Quello che è peggio in tutta questa storia è che Londra è cresciuta in questi ultimi 30 anni a scapito delle campagne e delle città inglesi minori che peraltro vedono la capitale, non a torto, come una mostruosa anomalia. E non a caso sono state proprio le campagne e regioni povere del Nord a votare in massa per la Brexit. Il fatto è che la polarizzazione di Londra in un centro di eccellenza nazionale e internazionale a scapito di altre città minori, che ora non potranno colmare le perdite della capitale, non è altro che specchio della politica conservatrice di polarizzare la società e favorire le eccellenze a scapito di uno sviluppo più equilibrato e solidale come capita nel resto d’Europa. Un modello sostenuto negli anni del Blairismo e proseguito col ritorno dei Tory al governo e simile a quello USA, con la differenza che Oltreoceano l’economia americana è molto più equilibrata rispetto alla britannica, con maggiore componente industriale e agricola, oltre a una migliore equilibrio urbano regionale. Per ripetere le stesse proporzioni britanniche, New York, per essere come Londra (circa il 13% della popolazione UK), dovrebbe infatti avere 45 milioni di abitanti….

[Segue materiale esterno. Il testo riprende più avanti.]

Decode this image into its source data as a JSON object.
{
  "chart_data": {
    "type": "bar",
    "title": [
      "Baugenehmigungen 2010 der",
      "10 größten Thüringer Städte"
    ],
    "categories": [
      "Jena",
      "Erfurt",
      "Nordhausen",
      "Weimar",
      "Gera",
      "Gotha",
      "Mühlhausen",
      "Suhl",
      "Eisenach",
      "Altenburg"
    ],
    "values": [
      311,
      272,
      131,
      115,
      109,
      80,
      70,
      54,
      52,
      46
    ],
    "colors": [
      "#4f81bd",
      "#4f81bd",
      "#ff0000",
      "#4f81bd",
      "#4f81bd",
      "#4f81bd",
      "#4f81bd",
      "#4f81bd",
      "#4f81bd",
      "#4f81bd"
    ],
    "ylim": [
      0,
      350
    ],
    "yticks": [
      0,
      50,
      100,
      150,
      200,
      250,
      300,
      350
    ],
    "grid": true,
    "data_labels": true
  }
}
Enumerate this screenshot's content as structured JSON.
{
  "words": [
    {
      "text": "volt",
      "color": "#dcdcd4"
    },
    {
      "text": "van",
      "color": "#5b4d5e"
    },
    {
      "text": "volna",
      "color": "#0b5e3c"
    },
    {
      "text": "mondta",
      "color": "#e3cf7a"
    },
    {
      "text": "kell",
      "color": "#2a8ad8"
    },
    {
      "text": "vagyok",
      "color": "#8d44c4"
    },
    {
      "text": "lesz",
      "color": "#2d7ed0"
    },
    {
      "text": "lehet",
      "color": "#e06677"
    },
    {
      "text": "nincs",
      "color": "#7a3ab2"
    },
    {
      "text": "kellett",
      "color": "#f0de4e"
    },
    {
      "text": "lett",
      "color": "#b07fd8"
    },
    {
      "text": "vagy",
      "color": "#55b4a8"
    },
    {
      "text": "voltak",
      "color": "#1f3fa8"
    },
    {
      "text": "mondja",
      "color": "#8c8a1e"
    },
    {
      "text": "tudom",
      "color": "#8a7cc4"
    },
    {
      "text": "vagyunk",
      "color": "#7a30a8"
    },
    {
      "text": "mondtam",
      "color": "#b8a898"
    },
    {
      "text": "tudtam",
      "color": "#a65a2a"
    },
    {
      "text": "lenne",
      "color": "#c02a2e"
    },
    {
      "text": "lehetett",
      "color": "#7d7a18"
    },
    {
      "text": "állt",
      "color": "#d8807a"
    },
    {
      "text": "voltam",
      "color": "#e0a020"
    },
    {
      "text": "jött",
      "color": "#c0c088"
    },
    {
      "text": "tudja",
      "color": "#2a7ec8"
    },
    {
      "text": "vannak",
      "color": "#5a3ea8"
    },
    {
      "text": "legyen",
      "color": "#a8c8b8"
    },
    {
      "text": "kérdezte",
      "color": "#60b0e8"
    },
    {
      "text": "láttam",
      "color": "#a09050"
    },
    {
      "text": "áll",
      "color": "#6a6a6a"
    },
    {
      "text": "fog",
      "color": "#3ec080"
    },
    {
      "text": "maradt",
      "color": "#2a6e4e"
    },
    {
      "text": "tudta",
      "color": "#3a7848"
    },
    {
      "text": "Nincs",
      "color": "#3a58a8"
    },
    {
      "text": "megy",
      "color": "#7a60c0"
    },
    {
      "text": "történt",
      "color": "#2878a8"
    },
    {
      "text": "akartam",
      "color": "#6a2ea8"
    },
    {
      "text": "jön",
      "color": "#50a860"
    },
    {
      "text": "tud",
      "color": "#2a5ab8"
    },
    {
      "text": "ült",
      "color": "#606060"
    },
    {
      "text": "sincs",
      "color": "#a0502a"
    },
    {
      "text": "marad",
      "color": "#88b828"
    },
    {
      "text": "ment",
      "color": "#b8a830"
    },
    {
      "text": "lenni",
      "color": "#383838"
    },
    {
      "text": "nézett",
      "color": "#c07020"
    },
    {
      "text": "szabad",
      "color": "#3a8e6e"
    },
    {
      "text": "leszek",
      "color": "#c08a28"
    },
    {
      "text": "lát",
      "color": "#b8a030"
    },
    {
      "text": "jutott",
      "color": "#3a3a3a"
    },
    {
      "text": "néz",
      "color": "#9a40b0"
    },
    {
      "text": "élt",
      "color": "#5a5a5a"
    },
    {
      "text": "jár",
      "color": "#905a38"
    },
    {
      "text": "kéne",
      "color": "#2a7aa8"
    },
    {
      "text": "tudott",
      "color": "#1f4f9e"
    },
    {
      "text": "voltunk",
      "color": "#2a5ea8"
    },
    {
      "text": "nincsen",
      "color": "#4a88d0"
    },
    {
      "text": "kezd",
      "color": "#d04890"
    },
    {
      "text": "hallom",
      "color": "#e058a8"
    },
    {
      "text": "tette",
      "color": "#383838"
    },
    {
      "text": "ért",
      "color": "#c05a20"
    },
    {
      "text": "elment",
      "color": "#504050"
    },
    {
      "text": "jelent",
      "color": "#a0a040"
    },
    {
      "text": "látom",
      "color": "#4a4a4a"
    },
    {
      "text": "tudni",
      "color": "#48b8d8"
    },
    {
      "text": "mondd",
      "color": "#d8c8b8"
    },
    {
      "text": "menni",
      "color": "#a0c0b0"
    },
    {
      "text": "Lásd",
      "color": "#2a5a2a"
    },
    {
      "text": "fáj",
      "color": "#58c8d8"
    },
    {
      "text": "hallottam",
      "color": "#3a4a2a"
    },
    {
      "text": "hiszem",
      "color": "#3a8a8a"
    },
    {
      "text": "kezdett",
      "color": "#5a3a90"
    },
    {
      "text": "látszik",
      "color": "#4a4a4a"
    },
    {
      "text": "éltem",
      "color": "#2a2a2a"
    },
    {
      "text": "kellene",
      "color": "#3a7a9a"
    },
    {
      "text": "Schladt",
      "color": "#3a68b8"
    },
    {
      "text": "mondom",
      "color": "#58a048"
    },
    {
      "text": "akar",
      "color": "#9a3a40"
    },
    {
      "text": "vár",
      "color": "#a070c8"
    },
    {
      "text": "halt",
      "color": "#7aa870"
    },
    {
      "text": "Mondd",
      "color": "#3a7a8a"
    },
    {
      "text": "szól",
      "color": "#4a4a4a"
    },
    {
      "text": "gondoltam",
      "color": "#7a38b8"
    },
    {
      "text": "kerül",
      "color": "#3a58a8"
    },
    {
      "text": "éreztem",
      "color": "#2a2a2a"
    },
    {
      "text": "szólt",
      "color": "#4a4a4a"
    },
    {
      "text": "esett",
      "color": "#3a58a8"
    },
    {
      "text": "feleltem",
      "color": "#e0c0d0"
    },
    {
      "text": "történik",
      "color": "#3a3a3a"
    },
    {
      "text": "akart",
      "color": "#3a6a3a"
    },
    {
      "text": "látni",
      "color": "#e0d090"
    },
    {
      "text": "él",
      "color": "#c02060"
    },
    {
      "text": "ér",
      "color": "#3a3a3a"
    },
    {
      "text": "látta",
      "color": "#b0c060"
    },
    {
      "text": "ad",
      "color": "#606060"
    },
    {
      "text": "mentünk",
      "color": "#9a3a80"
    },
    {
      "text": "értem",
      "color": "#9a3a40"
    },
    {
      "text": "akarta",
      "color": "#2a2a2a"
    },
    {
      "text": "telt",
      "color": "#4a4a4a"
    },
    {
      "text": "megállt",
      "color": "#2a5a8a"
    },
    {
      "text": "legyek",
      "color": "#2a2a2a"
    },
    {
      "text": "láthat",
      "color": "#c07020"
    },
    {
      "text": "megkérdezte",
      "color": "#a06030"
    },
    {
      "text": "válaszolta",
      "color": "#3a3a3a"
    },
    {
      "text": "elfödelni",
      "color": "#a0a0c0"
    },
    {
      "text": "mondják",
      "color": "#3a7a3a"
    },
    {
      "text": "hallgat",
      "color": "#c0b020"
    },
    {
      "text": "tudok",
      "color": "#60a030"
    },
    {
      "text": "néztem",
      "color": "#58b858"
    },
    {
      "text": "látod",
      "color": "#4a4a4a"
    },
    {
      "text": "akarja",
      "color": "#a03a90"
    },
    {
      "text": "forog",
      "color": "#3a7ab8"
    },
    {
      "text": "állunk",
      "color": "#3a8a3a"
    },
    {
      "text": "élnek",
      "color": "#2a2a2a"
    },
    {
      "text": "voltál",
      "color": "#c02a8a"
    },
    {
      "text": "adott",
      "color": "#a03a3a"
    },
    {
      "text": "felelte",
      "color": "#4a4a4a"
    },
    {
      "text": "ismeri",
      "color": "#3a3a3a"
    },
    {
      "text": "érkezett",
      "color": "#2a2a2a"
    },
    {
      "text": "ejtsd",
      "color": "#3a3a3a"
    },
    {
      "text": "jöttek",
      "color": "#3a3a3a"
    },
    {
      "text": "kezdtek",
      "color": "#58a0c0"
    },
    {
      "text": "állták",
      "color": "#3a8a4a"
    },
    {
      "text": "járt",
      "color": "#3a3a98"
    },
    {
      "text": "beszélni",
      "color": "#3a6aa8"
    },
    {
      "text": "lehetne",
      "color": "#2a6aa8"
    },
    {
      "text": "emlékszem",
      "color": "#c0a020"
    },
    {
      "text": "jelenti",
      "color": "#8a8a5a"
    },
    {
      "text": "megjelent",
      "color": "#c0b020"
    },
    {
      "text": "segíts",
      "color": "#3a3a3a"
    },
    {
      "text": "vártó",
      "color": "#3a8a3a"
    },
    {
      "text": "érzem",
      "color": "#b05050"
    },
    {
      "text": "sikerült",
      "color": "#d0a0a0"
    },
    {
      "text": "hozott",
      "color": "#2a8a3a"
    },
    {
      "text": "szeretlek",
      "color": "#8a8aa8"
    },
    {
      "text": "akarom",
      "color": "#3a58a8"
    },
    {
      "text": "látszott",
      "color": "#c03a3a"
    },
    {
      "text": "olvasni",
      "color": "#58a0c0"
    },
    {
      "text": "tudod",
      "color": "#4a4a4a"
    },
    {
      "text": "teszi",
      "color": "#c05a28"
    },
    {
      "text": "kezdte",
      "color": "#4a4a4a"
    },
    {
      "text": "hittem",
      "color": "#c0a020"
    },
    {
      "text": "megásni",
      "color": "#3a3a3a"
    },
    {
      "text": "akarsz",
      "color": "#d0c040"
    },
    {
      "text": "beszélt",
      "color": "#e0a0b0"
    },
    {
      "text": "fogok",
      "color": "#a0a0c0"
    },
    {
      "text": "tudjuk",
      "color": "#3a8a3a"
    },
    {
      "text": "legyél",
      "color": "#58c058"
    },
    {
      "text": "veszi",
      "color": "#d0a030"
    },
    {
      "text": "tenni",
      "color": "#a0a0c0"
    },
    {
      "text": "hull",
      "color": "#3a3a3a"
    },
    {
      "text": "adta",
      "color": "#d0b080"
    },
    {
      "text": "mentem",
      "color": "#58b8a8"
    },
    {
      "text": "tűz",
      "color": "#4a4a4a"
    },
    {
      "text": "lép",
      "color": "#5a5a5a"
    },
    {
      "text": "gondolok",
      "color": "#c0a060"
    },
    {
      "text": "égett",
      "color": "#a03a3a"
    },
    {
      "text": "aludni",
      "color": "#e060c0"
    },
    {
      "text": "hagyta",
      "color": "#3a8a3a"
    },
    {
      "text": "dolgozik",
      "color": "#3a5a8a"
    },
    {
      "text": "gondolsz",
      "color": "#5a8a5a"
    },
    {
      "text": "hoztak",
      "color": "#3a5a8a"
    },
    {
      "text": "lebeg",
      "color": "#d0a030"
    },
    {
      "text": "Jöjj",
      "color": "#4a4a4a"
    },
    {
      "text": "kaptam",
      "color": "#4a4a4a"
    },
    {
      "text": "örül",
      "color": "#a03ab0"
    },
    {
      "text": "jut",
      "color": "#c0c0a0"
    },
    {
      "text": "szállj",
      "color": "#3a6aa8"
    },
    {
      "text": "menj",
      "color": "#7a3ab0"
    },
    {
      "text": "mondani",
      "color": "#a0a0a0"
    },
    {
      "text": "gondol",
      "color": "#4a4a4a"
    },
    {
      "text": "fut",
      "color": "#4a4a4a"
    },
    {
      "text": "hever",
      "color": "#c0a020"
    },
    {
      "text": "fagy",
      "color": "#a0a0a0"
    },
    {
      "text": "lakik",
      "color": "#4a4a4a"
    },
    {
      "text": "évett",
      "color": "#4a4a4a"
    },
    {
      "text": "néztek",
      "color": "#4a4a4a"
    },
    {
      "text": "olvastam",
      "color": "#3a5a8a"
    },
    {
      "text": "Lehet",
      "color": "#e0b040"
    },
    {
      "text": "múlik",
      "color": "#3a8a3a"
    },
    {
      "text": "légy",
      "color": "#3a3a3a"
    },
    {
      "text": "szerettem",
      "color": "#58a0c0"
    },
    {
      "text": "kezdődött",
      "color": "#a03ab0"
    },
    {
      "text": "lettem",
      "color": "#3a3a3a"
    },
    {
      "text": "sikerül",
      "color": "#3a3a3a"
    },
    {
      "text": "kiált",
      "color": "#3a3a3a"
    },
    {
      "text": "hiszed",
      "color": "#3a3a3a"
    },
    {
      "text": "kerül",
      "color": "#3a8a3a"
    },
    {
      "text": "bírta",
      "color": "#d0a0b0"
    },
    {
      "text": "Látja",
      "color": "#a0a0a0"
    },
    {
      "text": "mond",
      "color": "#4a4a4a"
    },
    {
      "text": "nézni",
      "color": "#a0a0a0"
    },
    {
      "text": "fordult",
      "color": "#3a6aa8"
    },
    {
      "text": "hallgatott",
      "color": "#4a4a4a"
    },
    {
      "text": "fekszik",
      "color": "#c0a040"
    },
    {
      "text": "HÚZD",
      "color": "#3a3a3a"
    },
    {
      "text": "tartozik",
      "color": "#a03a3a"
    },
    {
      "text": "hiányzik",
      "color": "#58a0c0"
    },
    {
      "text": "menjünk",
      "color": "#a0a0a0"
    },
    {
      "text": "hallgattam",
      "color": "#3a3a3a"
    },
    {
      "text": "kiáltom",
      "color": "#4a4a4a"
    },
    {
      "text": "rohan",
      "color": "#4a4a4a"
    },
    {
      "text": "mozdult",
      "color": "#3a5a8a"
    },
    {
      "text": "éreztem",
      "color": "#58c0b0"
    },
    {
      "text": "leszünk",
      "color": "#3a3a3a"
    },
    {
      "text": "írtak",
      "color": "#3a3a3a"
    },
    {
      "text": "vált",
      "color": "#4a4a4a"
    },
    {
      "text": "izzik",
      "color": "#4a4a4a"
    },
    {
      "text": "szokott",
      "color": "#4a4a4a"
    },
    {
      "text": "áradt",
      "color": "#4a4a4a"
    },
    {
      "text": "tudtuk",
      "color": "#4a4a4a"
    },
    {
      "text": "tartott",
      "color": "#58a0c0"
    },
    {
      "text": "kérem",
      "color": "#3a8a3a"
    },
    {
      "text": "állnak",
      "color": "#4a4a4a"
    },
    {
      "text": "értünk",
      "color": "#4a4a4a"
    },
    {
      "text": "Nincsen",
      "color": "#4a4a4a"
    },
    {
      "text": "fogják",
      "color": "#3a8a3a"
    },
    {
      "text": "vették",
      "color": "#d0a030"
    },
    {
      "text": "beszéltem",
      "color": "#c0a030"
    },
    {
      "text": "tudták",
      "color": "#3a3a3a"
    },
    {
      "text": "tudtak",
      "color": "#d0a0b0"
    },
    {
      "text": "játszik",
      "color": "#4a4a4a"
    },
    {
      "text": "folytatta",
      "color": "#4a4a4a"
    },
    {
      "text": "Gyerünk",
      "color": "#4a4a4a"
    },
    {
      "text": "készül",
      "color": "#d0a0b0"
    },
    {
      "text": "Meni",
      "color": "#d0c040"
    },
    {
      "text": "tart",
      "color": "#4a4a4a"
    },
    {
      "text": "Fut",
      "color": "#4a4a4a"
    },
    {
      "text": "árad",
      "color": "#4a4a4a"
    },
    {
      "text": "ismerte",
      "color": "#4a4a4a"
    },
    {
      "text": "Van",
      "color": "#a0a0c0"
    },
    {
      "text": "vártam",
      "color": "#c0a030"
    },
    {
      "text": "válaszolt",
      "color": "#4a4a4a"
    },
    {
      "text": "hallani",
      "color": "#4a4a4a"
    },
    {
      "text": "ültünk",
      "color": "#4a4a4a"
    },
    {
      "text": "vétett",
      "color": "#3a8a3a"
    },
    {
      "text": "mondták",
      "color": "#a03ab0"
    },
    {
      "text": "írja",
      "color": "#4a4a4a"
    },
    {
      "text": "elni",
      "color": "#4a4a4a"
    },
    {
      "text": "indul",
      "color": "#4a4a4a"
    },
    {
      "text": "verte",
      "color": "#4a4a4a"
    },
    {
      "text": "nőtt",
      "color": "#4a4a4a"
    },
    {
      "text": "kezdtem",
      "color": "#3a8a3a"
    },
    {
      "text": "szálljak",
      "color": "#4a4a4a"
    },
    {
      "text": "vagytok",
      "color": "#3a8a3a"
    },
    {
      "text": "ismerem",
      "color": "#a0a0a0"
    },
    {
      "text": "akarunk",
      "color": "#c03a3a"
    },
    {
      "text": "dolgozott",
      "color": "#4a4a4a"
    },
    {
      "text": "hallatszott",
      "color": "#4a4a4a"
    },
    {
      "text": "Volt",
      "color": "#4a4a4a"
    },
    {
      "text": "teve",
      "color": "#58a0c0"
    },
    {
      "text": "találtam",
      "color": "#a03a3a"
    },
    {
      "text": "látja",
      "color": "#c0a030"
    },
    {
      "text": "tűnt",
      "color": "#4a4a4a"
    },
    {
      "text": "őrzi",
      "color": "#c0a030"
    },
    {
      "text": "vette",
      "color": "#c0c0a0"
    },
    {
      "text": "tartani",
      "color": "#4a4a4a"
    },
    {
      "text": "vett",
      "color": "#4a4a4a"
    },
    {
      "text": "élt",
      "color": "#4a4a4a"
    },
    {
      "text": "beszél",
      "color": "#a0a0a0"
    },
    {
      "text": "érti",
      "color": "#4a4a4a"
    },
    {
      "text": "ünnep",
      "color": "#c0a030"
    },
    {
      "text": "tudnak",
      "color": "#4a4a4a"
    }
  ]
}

Quello che mi fa strabiliare è come i conservatori, dopo avere alimentato questa anomalia urbana che in molte aree ha desertificato il resto del Paese, abbiano ora deciso di staccarle la spina, rischiando di tirare il collo alla gallina dalle uova d’oro senza dare alimento ai tanti piccoli pulcini stenti che le stanno attorno. Un’operazione all’insegna della fuga dalla UE, con la ridicola scusa di “take back control”, ossia di riprendere il controllo della situazione….

  • Luciana Redi |

    Analisi perfetta. Noi che ivi abbiamo abitato X 40 anni e ne abbiamo visto la trsaformazione(in meglio ovviamente) non riusciamo a capire le decisioni suicide degli inglesi.